To cope with its stagnant tax base, the county has consolidated services. Hettinger, the county seat, folded its police force into the county sheriff's office in 1984, merged its street and public-works departments with the county's a year later, and now works closely with the county on various projects.

The arrangement means Hettinger devotes two-thirds of its $260,000 budget to pay for county services. In return, it saves easily $100,000 a year, estimates Mrs. Svihovec, who's credited with pushing the consolidation plan.

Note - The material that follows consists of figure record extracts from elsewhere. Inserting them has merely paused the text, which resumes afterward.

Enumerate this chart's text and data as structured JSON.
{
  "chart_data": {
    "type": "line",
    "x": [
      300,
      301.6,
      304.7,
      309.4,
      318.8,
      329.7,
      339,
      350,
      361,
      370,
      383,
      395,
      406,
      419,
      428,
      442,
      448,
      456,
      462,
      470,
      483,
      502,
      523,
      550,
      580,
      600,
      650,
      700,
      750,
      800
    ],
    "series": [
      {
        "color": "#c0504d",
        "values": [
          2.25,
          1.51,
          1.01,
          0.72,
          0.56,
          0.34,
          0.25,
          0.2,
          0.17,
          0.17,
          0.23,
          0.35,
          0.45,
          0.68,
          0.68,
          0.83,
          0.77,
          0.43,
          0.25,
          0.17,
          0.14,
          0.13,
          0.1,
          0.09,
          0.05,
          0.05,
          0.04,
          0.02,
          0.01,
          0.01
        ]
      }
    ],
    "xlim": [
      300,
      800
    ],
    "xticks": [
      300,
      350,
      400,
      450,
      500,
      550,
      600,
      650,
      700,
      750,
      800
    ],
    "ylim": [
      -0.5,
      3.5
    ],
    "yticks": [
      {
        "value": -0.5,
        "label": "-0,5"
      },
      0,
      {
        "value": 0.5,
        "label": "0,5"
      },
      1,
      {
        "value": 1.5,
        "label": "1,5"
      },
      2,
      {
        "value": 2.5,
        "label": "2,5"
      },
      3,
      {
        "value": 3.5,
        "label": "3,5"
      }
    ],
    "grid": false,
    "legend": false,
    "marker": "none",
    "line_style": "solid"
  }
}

Police protection, for example, costs almost the same today as it did when Hettinger ran its own police force - despite 20 years of inflation. And county help has allowed the city to get federal money to repave the highway down the center of the well-kept and still-vibrant town.

Not everyone's happy. "I'm getting tired of working 250 hours a month," says County Sheriff Gene Molbert. "It has not gotten people coming back."

* * *

Some observers argue that the whole county structure - a British import from colonial days - doesn't make sense for the frontier, anyway. James Satterlee, a retired sociologist from South Dakota State University, has suggested counties join forces to create what he calls a "New Community." One government center and a handful of well-located schools could serve a half-dozen counties or "neighborhoods," as they would be called.

For now, what's the key to begin reversing the decline?

"Cooperation," says Svihovec. Although people don't want to hear the problems associated with depopulation, "you have got to get beyond that. You have got to break down those walls and start communicating."

This would be a good time for Adams County to ratchet up that cooperation. Svihovec plans to retire next month.